We wondered which of the big energy companies had announced the biggest cuts so far, and how big those cuts are. To no one’s surprise, our candidate for the most drastic cuts to capital spending has got to be Petroleo Brasileiro S.A. (NYSE: PBR). Petrobras has announced a reduction of some 25% in its five-year spending (2015 through 2019) from $130 billion to $98.4 billion.
When the company first announced the development of its massive offshore reserves, it planned to spend north of $220 billion. The plan was cut to $130 billion in June of 2015, and then cut again earlier this month. The 2016 capital budget was slashed from $27 billion to $20 billion.
On top of the capex cuts, Petrobras also plans to cut production by around 2%, from a previously planned total of 2.185 million barrels a day to 2.145 million.
In early December, Chevron Corp. (NYSE: CVX) announced that it planned to cut its 2016 capex budget by 24% year over year to $26.6 billion. The lion’s share ($18.6 billion) of the spending will go to international upstream projects, while U.S. upstream projects are targeted to spend $5.4 billion. Chevron’s massive investments in key liquefied natural gas (LNG) projects are at the point where another year of big investments is needed before production begins to offset some of the costs. The bad news for Chevron is that LNG prices are less than half what they were when these projects got the go-ahead.
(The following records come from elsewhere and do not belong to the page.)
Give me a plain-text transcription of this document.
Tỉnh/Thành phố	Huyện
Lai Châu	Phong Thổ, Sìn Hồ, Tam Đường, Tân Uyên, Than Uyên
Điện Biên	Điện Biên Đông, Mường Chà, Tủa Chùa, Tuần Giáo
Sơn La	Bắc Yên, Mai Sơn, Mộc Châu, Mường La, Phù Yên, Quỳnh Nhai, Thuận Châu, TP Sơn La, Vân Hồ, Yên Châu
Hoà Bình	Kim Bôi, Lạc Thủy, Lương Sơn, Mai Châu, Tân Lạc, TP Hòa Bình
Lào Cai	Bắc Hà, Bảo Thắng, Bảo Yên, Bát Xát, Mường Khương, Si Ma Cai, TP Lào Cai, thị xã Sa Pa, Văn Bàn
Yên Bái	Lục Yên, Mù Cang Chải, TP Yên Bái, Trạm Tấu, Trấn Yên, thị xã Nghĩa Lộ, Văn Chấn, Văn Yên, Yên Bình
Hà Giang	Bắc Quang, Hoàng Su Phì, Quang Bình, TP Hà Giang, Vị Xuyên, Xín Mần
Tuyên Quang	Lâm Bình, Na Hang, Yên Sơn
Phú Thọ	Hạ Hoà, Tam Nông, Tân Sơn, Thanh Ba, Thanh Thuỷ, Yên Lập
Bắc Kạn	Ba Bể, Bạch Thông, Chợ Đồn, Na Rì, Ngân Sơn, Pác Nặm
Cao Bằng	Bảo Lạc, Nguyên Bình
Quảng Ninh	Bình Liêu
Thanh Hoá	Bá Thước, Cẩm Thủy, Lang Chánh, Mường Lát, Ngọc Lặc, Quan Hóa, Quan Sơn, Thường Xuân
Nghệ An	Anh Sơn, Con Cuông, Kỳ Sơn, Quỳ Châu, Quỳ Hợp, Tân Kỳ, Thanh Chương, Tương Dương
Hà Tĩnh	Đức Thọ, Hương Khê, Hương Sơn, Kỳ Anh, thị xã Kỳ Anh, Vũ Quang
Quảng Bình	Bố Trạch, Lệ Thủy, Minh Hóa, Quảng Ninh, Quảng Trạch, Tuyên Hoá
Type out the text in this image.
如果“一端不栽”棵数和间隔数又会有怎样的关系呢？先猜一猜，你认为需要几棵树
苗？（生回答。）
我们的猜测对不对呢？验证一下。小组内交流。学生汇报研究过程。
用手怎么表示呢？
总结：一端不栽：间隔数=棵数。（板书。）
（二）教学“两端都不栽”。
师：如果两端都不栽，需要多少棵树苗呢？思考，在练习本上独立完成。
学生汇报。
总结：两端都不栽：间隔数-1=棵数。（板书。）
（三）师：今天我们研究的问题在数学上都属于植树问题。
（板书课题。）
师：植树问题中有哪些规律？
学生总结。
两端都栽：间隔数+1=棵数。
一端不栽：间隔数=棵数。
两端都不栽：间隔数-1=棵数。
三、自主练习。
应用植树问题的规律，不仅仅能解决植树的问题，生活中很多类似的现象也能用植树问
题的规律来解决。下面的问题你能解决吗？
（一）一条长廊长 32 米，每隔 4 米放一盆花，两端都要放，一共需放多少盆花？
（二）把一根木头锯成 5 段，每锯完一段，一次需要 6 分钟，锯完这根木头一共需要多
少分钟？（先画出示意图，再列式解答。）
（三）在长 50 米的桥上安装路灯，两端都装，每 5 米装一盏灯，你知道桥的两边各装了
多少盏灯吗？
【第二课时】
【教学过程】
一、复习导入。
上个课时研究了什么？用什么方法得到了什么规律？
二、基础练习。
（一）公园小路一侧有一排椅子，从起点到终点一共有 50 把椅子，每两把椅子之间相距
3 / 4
Statoil ASA (NYSE: STO), Norway’s state-controlled energy producer, could face a cut of up to 40% in capex over the three-year period from 2017 through 2019 at the state’s oil ministry due to low crude prices. Oil and gas account for half of the country’s exports and around 20% of its gross domestic product. The Norwegian Oil & Gas Association estimates that by 2020 the price of a barrel of Brent will rise to $70 a barrel, which is about where most predictions now stand. Between now and then, though, low crude prices will have a big impact on Statoil’s investment in new projects.
Another major U.S. natural gas producer, CONSOL Energy Inc. (NYSE: CNX) has said it will cut capex by 41% year over year in 2016 and now expects to spend $205 million to $325 million on oil and gas drilling this year. As might be expected, the company is getting no help from its coal mining operations, where production cuts of up to nearly 10% have been forecast for 2016.
Exxon Mobil Corp. (NYSE: XOM) won’t announce its capital spending plans for 2016 until next month at the earliest. The world’s largest privately held energy company cut its capex by 15% in 2015, from $38.5 billion in 2014 to $34.0 billion. Exxon also said early last year that it expected capex to average $34 billion for 2016 and 2017. Like Chevron, some large international projects continue to demand large investments.